Le silence de la mère : Entre la peur du divorce et le secret du diagnostic de mon fils
— Tu comptes rester là toute la soirée à fixer ce papier ou tu viens manger ?
La voix de Benoît résonne depuis la cuisine. Je serre plus fort la lettre du CHU de Liège, incapable de bouger. Mon cœur bat si fort que j’ai l’impression qu’il va exploser. Simon, mon petit garçon de six ans, joue dans sa chambre, inconscient du tumulte qui m’habite. Je me lève enfin, range la lettre dans le tiroir de ma table de nuit et descends rejoindre mon mari.
À table, Benoît parle de son travail à l’usine d’embouteillage à Jupille, des collègues qui râlent à cause des nouvelles cadences imposées. Je hoche la tête, je souris quand il faut, mais je n’entends rien. Je pense à Simon, à ses crises quand il y a trop de bruit, à ses difficultés à parler avec les autres enfants à l’école communale. Je pense à ce mot terrible sur le papier : « trouble du spectre autistique ».
— Tu trouves pas que Simon est un peu dans la lune ces temps-ci ? demande Benoît soudainement.
Je sens mon estomac se nouer. J’aimerais lui dire la vérité, mais j’ai peur. Peur qu’il ne comprenne pas, peur qu’il m’en veuille de ne pas avoir vu plus tôt, peur qu’il parte. Dans ma famille, on ne parle pas de ces choses-là. Ma mère disait toujours : « Les problèmes, ça reste entre nous. »
— Il est juste fatigué avec l’école, tu sais comment il est…
Benoît hausse les épaules et se ressert des frites. Le silence s’installe. Je sens son regard sur moi, lourd, interrogateur. Mais il ne dit rien.
La nuit, je dors mal. Je me lève pour aller voir Simon dormir. Il a ramené son doudou contre lui et respire doucement. Je caresse ses cheveux blonds et je me demande comment je vais faire pour l’aider. Comment je vais faire pour ne pas perdre Benoît.
Le lendemain matin, tout recommence. Les tartines au choco, les cris parce que Simon ne veut pas mettre son manteau, les voisins qui râlent parce qu’on fait trop de bruit dans le hall de l’immeuble social à Seraing. Je croise Madame Dupuis sur le palier.
— Il va mieux votre petit ? Il paraît qu’il a encore fait une crise à l’école hier…
Je souris poliment, je mens :
— Oui, ça va mieux, merci.
Mais je sens le regard des autres parents à la sortie de l’école. Ils murmurent entre eux : « La mère de Simon, elle n’arrive pas à tenir son fils… »
À l’école, la directrice m’a convoquée plusieurs fois. Elle m’a parlé d’intégration, d’accompagnement spécialisé. Mais tout ça coûte cher et Benoît ne veut pas entendre parler d’assistante sociale ou de psychologue.

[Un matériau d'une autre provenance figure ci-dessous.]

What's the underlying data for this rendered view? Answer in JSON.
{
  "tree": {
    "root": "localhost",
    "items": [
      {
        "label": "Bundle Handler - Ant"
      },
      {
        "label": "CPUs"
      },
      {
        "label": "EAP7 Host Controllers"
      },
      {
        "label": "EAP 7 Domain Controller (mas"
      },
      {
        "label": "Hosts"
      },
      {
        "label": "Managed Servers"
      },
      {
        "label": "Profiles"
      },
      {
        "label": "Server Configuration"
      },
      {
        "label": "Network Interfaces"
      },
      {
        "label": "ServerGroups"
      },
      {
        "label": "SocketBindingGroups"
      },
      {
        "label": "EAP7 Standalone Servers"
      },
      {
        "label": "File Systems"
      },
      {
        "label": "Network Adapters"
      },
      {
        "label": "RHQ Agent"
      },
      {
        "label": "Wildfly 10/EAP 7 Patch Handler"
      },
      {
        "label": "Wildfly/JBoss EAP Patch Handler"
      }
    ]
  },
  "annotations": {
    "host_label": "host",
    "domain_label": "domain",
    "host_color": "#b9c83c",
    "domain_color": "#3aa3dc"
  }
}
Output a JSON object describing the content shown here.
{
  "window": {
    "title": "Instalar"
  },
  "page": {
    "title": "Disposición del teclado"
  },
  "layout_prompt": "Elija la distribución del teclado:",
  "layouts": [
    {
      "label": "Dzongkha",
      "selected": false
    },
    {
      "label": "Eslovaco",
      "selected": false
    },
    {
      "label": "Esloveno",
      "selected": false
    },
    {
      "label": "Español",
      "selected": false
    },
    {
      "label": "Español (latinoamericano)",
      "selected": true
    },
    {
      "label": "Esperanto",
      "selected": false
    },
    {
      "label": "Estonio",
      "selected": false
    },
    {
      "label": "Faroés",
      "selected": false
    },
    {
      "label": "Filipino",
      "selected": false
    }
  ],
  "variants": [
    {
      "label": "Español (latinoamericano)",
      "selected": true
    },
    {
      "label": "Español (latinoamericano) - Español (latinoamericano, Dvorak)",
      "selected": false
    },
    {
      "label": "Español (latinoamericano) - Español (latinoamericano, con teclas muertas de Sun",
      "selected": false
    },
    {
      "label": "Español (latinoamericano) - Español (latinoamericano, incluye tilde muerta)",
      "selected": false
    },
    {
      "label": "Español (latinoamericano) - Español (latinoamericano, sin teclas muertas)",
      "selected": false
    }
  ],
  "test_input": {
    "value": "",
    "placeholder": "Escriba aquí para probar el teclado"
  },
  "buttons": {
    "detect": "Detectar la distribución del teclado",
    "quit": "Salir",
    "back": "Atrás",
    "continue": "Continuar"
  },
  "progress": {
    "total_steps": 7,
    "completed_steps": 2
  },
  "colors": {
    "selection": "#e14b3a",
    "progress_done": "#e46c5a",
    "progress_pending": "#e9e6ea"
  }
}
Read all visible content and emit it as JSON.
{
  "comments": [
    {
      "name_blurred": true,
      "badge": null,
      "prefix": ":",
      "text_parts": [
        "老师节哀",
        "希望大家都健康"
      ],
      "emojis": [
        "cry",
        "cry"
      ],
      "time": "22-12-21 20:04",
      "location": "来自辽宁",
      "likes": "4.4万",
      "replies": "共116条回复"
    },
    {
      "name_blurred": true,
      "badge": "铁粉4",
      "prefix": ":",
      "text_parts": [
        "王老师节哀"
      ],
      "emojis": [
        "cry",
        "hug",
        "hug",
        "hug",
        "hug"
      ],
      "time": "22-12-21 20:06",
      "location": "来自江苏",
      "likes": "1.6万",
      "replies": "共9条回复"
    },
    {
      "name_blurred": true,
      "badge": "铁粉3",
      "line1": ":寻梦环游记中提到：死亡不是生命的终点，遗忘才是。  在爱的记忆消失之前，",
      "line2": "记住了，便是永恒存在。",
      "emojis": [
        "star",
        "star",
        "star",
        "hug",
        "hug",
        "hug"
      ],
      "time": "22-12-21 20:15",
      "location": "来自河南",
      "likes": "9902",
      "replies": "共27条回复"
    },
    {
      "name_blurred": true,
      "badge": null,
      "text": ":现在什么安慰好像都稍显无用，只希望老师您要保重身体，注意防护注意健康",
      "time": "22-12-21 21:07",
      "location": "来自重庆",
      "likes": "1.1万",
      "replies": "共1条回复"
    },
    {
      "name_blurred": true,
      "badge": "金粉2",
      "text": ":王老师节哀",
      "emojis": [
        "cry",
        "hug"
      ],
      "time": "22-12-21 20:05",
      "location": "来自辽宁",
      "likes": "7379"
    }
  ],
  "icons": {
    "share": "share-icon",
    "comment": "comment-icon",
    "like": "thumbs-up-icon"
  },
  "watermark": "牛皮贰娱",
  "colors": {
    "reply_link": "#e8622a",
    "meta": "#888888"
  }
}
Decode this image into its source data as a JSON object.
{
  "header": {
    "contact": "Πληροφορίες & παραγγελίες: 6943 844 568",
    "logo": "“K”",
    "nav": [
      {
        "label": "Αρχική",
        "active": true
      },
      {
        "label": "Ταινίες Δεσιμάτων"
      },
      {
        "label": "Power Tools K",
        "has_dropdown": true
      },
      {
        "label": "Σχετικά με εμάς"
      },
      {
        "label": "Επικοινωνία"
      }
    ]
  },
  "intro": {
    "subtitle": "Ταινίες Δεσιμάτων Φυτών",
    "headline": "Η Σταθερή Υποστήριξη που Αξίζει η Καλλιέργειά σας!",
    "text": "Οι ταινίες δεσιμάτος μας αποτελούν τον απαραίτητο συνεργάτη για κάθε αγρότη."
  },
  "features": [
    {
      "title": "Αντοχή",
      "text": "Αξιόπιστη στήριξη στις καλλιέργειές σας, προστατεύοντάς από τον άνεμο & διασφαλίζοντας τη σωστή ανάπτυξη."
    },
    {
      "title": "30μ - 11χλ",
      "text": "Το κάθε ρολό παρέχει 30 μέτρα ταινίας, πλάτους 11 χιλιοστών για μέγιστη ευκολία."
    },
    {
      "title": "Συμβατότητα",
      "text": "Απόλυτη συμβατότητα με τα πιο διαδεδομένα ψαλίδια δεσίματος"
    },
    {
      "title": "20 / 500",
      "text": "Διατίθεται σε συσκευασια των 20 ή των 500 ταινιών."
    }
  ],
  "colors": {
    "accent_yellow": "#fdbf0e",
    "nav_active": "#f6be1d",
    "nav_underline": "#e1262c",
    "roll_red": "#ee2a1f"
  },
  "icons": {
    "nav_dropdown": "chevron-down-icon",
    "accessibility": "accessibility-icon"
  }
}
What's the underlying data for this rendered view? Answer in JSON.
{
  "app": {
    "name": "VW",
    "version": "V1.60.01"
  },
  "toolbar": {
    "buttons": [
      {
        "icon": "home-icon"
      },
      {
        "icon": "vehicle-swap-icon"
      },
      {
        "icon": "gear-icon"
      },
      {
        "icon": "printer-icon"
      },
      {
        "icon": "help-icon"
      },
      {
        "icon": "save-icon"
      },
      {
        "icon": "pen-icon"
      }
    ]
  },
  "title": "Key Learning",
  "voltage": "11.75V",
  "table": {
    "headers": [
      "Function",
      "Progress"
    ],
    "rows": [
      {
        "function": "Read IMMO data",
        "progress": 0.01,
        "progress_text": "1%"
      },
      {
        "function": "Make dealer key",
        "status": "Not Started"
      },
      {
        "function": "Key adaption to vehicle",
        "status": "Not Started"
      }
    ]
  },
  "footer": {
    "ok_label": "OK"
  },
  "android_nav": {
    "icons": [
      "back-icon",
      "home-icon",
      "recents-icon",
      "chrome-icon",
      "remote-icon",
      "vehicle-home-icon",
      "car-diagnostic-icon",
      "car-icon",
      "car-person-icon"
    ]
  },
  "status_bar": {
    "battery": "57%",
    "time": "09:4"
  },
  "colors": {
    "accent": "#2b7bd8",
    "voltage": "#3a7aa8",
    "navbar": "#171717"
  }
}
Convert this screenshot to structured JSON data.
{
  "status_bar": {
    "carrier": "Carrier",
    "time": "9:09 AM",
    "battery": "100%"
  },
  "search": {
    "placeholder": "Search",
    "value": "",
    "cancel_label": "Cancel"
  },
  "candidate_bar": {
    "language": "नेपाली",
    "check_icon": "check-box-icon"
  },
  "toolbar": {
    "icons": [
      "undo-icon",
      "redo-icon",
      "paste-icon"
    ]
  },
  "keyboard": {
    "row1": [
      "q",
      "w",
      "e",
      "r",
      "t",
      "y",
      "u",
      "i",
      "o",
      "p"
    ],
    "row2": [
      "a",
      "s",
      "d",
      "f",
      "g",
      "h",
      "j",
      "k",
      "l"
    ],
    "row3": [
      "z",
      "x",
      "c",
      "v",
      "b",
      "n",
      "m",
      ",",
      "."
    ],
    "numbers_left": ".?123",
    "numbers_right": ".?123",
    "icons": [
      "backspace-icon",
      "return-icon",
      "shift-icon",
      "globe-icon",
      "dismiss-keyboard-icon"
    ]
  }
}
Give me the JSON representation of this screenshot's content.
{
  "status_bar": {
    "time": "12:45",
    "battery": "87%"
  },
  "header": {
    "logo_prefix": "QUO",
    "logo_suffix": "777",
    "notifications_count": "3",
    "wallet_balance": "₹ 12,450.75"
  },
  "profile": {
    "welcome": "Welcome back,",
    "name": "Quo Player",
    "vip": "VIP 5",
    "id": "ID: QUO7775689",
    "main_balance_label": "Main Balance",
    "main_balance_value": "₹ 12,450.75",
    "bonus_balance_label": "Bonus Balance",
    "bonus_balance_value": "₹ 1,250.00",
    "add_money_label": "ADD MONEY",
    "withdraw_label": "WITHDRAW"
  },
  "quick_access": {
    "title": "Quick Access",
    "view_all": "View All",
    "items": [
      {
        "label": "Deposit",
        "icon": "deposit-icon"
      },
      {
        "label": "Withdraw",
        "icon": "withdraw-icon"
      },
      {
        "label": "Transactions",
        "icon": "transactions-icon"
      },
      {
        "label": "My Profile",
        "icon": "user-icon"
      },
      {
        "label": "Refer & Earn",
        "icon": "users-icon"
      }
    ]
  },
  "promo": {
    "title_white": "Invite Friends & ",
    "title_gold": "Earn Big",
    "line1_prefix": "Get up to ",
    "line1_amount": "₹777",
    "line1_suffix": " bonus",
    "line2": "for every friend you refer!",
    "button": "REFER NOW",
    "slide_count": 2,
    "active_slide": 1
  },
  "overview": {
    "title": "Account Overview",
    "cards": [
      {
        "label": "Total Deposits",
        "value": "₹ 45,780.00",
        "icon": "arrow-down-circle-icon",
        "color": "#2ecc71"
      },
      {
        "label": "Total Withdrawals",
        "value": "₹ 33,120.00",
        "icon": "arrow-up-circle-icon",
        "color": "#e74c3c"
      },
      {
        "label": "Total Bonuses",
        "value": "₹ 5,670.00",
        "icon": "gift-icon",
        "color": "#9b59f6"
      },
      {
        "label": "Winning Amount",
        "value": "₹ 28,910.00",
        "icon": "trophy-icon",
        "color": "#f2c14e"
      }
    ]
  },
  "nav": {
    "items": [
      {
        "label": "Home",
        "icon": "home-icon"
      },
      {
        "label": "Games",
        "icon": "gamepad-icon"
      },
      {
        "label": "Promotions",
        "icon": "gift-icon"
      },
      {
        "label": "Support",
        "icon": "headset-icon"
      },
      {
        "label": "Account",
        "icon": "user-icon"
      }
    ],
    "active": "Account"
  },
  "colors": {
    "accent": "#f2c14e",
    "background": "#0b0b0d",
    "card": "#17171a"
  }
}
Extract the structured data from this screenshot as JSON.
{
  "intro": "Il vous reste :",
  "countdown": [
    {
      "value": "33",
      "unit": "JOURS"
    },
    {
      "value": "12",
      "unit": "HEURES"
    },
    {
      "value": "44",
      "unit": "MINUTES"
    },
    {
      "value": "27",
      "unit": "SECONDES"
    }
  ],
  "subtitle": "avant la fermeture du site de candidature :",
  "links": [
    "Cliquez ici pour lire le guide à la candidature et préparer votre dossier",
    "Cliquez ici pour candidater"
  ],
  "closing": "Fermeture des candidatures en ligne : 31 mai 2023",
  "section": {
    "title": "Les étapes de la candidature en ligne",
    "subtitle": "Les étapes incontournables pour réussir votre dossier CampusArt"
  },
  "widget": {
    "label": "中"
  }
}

Un soir, alors que Simon est couché, Benoît rentre plus tôt que d’habitude. Il a bu quelques bières avec ses collègues.
— Faut qu’on parle, dit-il en s’asseyant lourdement sur le canapé.
Mon cœur s’arrête.
— J’ai vu la maîtresse aujourd’hui en allant chercher Simon. Elle m’a dit qu’il avait encore tapé un autre gamin. Elle m’a parlé de tests… Tu sais quelque chose ?
Je sens mes mains trembler. Je voudrais tout lui dire mais les mots restent coincés dans ma gorge.
— Ils veulent juste vérifier s’il n’a pas besoin d’aide…
Il me regarde longuement.
— Tu me caches quelque chose ?
Je détourne les yeux. Il soupire et allume la télé.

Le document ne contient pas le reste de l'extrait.